0
votes

I have deployed a HDInsight 3.5 Spark (2.0) cluster on Microsoft Azure with the standard configurations (Location = US East, Head Nodes = D12 v2 (x2), Worker Nodes = D4 v2 (x4)). When the cluster is running, I connect to Jupyter notebook and I try to import an own created module.

import own_module

This unfortunately does not work, so I tried to 1) upload own_module.py in Jupyter Notebook home and 2) added own_module.py to /home/sshuser via ssh connection. Afterwards I added /home/sshuser to the sys.path and PYTHONPATH:

sys.path.append('/home/sshuser')
os.environ['PYTHONPATH'] = os.environ['PYTHONPATH'] + ':/home/sshuser'

This manipulation also does not work. And the error still shows:

No module named own_module
Traceback (most recent call last):
ImportError: No module named own_module

Could someone tell how to I can import own modules?
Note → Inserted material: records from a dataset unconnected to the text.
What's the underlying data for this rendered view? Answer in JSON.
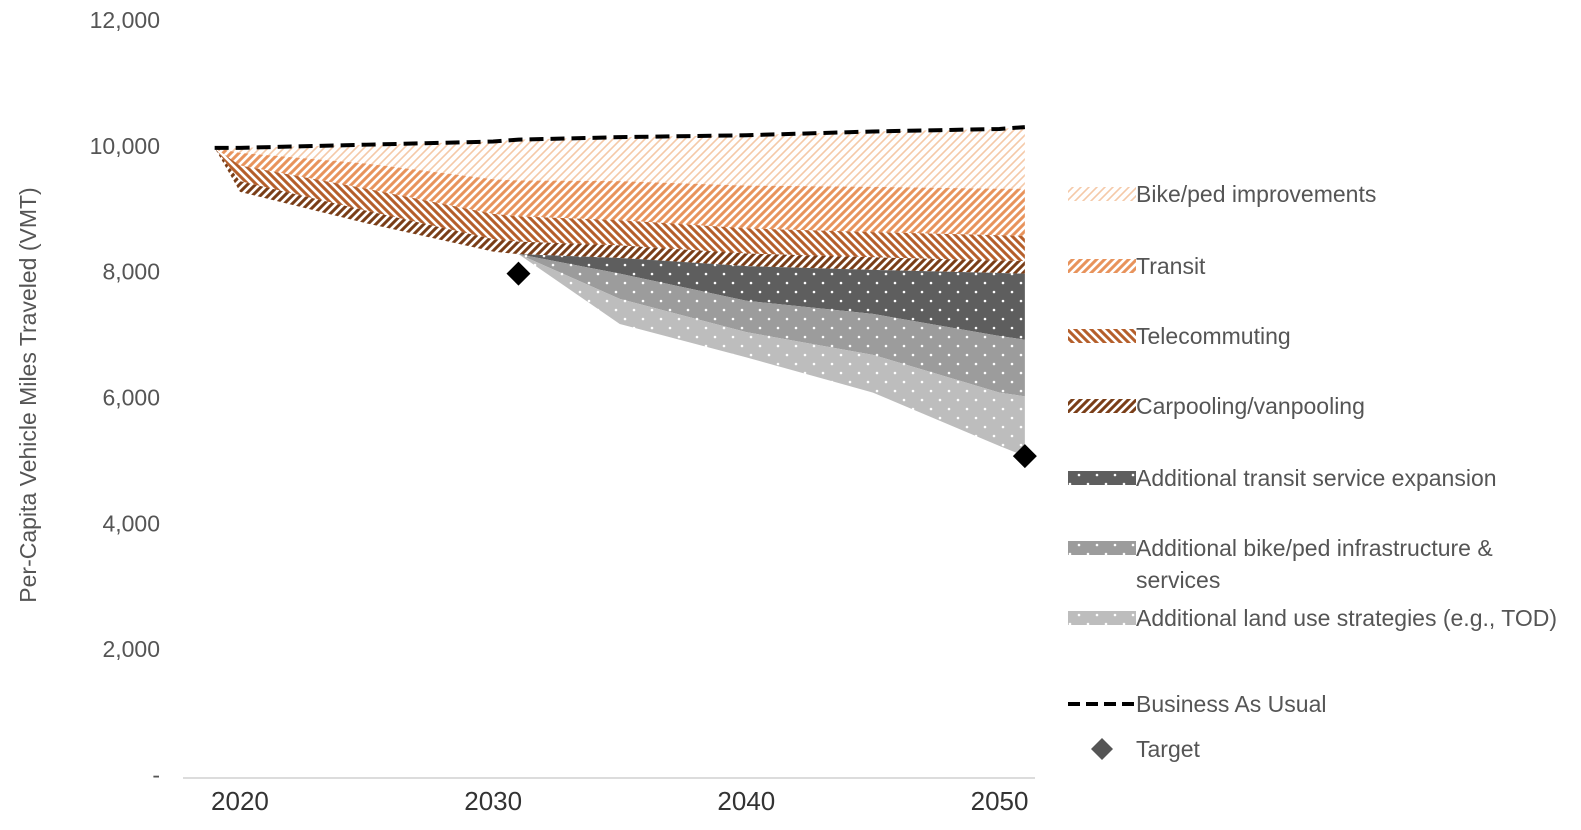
{
  "chart_data": {
    "type": "area",
    "y_axis_label": "Per-Capita Vehicle Miles Traveled (VMT)",
    "x": [
      2019,
      2020,
      2025,
      2030,
      2031,
      2035,
      2040,
      2045,
      2050,
      2051
    ],
    "xlim": [
      2017.75,
      2051.4
    ],
    "xticks": [
      2020,
      2030,
      2040,
      2050
    ],
    "ylim": [
      0,
      12000
    ],
    "yticks": [
      {
        "value": 0,
        "label": "-"
      },
      {
        "value": 2000,
        "label": "2,000"
      },
      {
        "value": 4000,
        "label": "4,000"
      },
      {
        "value": 6000,
        "label": "6,000"
      },
      {
        "value": 8000,
        "label": "8,000"
      },
      {
        "value": 10000,
        "label": "10,000"
      },
      {
        "value": 12000,
        "label": "12,000"
      }
    ],
    "baseline": {
      "name": "Business As Usual",
      "color": "#000000",
      "values": [
        10000,
        10000,
        10050,
        10100,
        10130,
        10170,
        10200,
        10260,
        10300,
        10330
      ]
    },
    "series": [
      {
        "name": "Bike/ped improvements",
        "color": "#f5c9a8",
        "pattern": "light-diagonal",
        "values": [
          0,
          80,
          300,
          600,
          650,
          700,
          800,
          880,
          950,
          980
        ]
      },
      {
        "name": "Transit",
        "color": "#e8935c",
        "pattern": "diagonal",
        "values": [
          0,
          200,
          400,
          550,
          570,
          620,
          680,
          720,
          740,
          750
        ]
      },
      {
        "name": "Telecommuting",
        "color": "#b55f2b",
        "pattern": "back-diagonal",
        "values": [
          0,
          250,
          350,
          400,
          400,
          400,
          400,
          400,
          400,
          400
        ]
      },
      {
        "name": "Carpooling/vanpooling",
        "color": "#7a3e18",
        "pattern": "diagonal",
        "values": [
          0,
          170,
          200,
          200,
          200,
          200,
          200,
          200,
          200,
          200
        ]
      },
      {
        "name": "Additional transit service expansion",
        "color": "#5e5e5e",
        "pattern": "dots",
        "values": [
          0,
          0,
          0,
          0,
          0,
          250,
          550,
          700,
          1000,
          1050
        ]
      },
      {
        "name": "Additional bike/ped infrastructure & services",
        "color": "#9c9c9c",
        "pattern": "dots",
        "values": [
          0,
          0,
          0,
          0,
          0,
          400,
          500,
          650,
          900,
          900
        ]
      },
      {
        "name": "Additional land use strategies (e.g., TOD)",
        "color": "#bdbdbd",
        "pattern": "dots",
        "values": [
          0,
          0,
          0,
          0,
          0,
          400,
          400,
          600,
          850,
          950
        ]
      }
    ],
    "target": {
      "name": "Target",
      "color": "#000000",
      "x": [
        2031,
        2051
      ],
      "values": [
        8000,
        5100
      ]
    }
  }
}
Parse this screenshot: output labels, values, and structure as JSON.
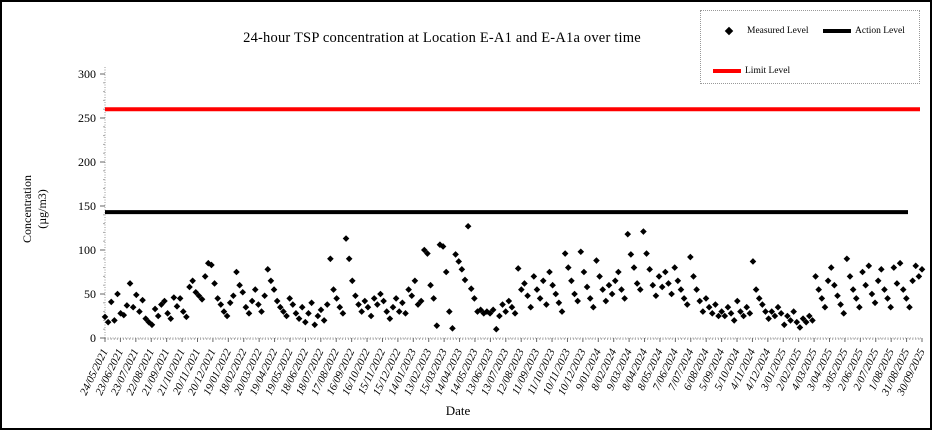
{
  "chart_data": {
    "type": "scatter",
    "title": "24-hour TSP concentration at Location E-A1 and E-A1a over time",
    "xlabel": "Date",
    "ylabel_line1": "Concentration",
    "ylabel_line2": "(µg/m3)",
    "ylim": [
      0,
      300
    ],
    "yticks": [
      0,
      50,
      100,
      150,
      200,
      250,
      300
    ],
    "y_minor_step": 10,
    "grid": false,
    "legend_position": "top-right",
    "legend": [
      {
        "label": "Measured Level",
        "marker": "diamond",
        "color": "#000000"
      },
      {
        "label": "Action Level",
        "marker": "line",
        "color": "#000000"
      },
      {
        "label": "Limit Level",
        "marker": "line",
        "color": "#ff0000"
      }
    ],
    "action_level": 143,
    "limit_level": 260,
    "point_color": "#000000",
    "x_tick_labels": [
      "24/05/2021",
      "23/06/2021",
      "23/07/2021",
      "22/08/2021",
      "21/09/2021",
      "21/10/2021",
      "20/11/2021",
      "20/12/2021",
      "19/01/2022",
      "18/02/2022",
      "20/03/2022",
      "19/04/2022",
      "19/05/2022",
      "18/06/2022",
      "18/07/2022",
      "17/08/2022",
      "16/09/2022",
      "16/10/2022",
      "15/11/2022",
      "15/12/2022",
      "14/01/2023",
      "13/02/2023",
      "15/03/2023",
      "14/04/2023",
      "14/05/2023",
      "13/06/2023",
      "13/07/2023",
      "12/08/2023",
      "11/09/2023",
      "11/10/2023",
      "10/11/2023",
      "10/12/2023",
      "9/01/2024",
      "8/02/2024",
      "9/03/2024",
      "8/04/2024",
      "8/05/2024",
      "7/06/2024",
      "7/07/2024",
      "6/08/2024",
      "5/09/2024",
      "5/10/2024",
      "4/11/2024",
      "4/12/2024",
      "3/01/2025",
      "2/02/2025",
      "4/03/2025",
      "3/04/2025",
      "3/05/2025",
      "2/06/2025",
      "2/07/2025",
      "1/08/2025",
      "31/08/2025",
      "30/09/2025"
    ],
    "measured_values": [
      24,
      18,
      41,
      20,
      50,
      28,
      26,
      37,
      62,
      35,
      49,
      30,
      43,
      22,
      18,
      15,
      33,
      25,
      38,
      42,
      28,
      22,
      46,
      36,
      45,
      30,
      24,
      58,
      65,
      52,
      48,
      44,
      70,
      85,
      83,
      62,
      45,
      38,
      30,
      25,
      40,
      48,
      75,
      60,
      52,
      35,
      28,
      42,
      55,
      38,
      30,
      48,
      78,
      65,
      55,
      42,
      35,
      30,
      25,
      45,
      38,
      28,
      22,
      35,
      18,
      28,
      40,
      15,
      25,
      32,
      20,
      38,
      90,
      55,
      45,
      35,
      28,
      113,
      90,
      65,
      48,
      38,
      30,
      42,
      35,
      25,
      45,
      38,
      50,
      42,
      30,
      22,
      35,
      45,
      30,
      40,
      28,
      55,
      48,
      65,
      38,
      42,
      100,
      96,
      60,
      45,
      14,
      106,
      104,
      75,
      30,
      11,
      95,
      87,
      78,
      66,
      127,
      56,
      45,
      30,
      32,
      28,
      30,
      28,
      32,
      10,
      25,
      38,
      30,
      42,
      35,
      28,
      79,
      55,
      62,
      48,
      35,
      70,
      55,
      45,
      65,
      38,
      75,
      60,
      50,
      40,
      30,
      96,
      80,
      65,
      50,
      42,
      98,
      75,
      58,
      45,
      35,
      88,
      70,
      55,
      42,
      60,
      50,
      65,
      75,
      55,
      45,
      118,
      95,
      80,
      62,
      55,
      121,
      96,
      78,
      60,
      48,
      70,
      58,
      75,
      62,
      50,
      80,
      65,
      55,
      45,
      38,
      92,
      70,
      55,
      42,
      30,
      45,
      35,
      28,
      38,
      25,
      30,
      25,
      35,
      28,
      20,
      42,
      30,
      25,
      35,
      28,
      87,
      55,
      45,
      38,
      30,
      22,
      30,
      25,
      35,
      28,
      15,
      25,
      20,
      30,
      18,
      12,
      22,
      18,
      25,
      20,
      70,
      55,
      45,
      35,
      65,
      80,
      60,
      48,
      38,
      28,
      90,
      70,
      55,
      45,
      35,
      75,
      60,
      82,
      50,
      40,
      65,
      78,
      55,
      45,
      35,
      80,
      62,
      85,
      55,
      45,
      35,
      65,
      82,
      70,
      78
    ]
  }
}
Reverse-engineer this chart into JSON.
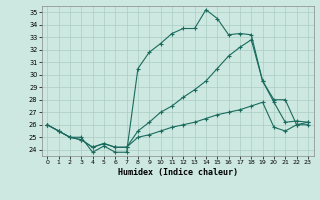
{
  "xlabel": "Humidex (Indice chaleur)",
  "ylabel": "",
  "xlim": [
    -0.5,
    23.5
  ],
  "ylim": [
    23.5,
    35.5
  ],
  "xticks": [
    0,
    1,
    2,
    3,
    4,
    5,
    6,
    7,
    8,
    9,
    10,
    11,
    12,
    13,
    14,
    15,
    16,
    17,
    18,
    19,
    20,
    21,
    22,
    23
  ],
  "yticks": [
    24,
    25,
    26,
    27,
    28,
    29,
    30,
    31,
    32,
    33,
    34,
    35
  ],
  "bg_color": "#cce8e0",
  "line_color": "#1a6b5e",
  "grid_color": "#aaccC4",
  "line1_x": [
    0,
    1,
    2,
    3,
    4,
    5,
    6,
    7,
    8,
    9,
    10,
    11,
    12,
    13,
    14,
    15,
    16,
    17,
    18,
    19,
    20,
    21,
    22,
    23
  ],
  "line1_y": [
    26,
    25.5,
    25,
    25,
    23.8,
    24.3,
    23.8,
    23.8,
    30.5,
    31.8,
    32.5,
    33.3,
    33.7,
    33.7,
    35.2,
    34.5,
    33.2,
    33.3,
    33.2,
    29.5,
    27.8,
    26.2,
    26.3,
    26.2
  ],
  "line2_x": [
    0,
    1,
    2,
    3,
    4,
    5,
    6,
    7,
    8,
    9,
    10,
    11,
    12,
    13,
    14,
    15,
    16,
    17,
    18,
    19,
    20,
    21,
    22,
    23
  ],
  "line2_y": [
    26,
    25.5,
    25,
    24.8,
    24.2,
    24.5,
    24.2,
    24.2,
    25.5,
    26.2,
    27.0,
    27.5,
    28.2,
    28.8,
    29.5,
    30.5,
    31.5,
    32.2,
    32.8,
    29.5,
    28.0,
    28.0,
    26.0,
    26.0
  ],
  "line3_x": [
    0,
    1,
    2,
    3,
    4,
    5,
    6,
    7,
    8,
    9,
    10,
    11,
    12,
    13,
    14,
    15,
    16,
    17,
    18,
    19,
    20,
    21,
    22,
    23
  ],
  "line3_y": [
    26,
    25.5,
    25,
    24.8,
    24.2,
    24.5,
    24.2,
    24.2,
    25.0,
    25.2,
    25.5,
    25.8,
    26.0,
    26.2,
    26.5,
    26.8,
    27.0,
    27.2,
    27.5,
    27.8,
    25.8,
    25.5,
    26.0,
    26.2
  ]
}
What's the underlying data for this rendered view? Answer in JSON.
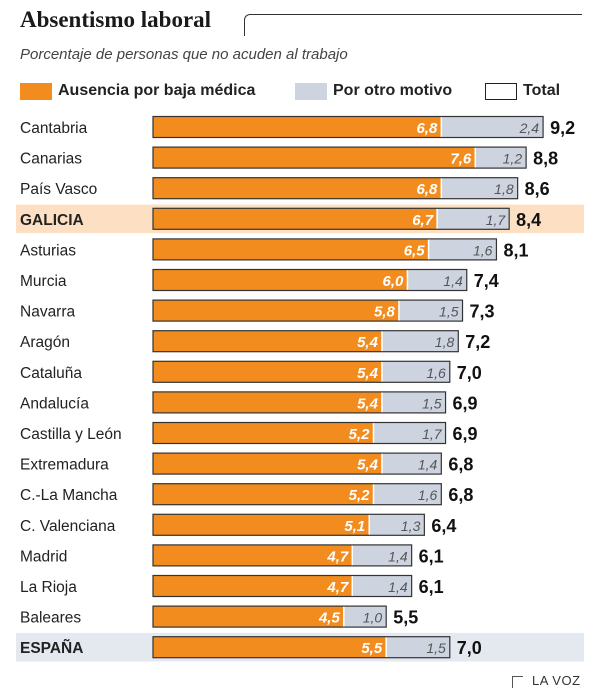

Preferably by putting them in Azure blob storage and afterwards transferring them to the HDInsight cluster.

1

1 Answers

1
votes

You can use spark context's addPyFile method. First put the file into Azure blob storage, then copy the public http/https address and use this URL into addPyFile function. The module will be accesible on driver and all executors.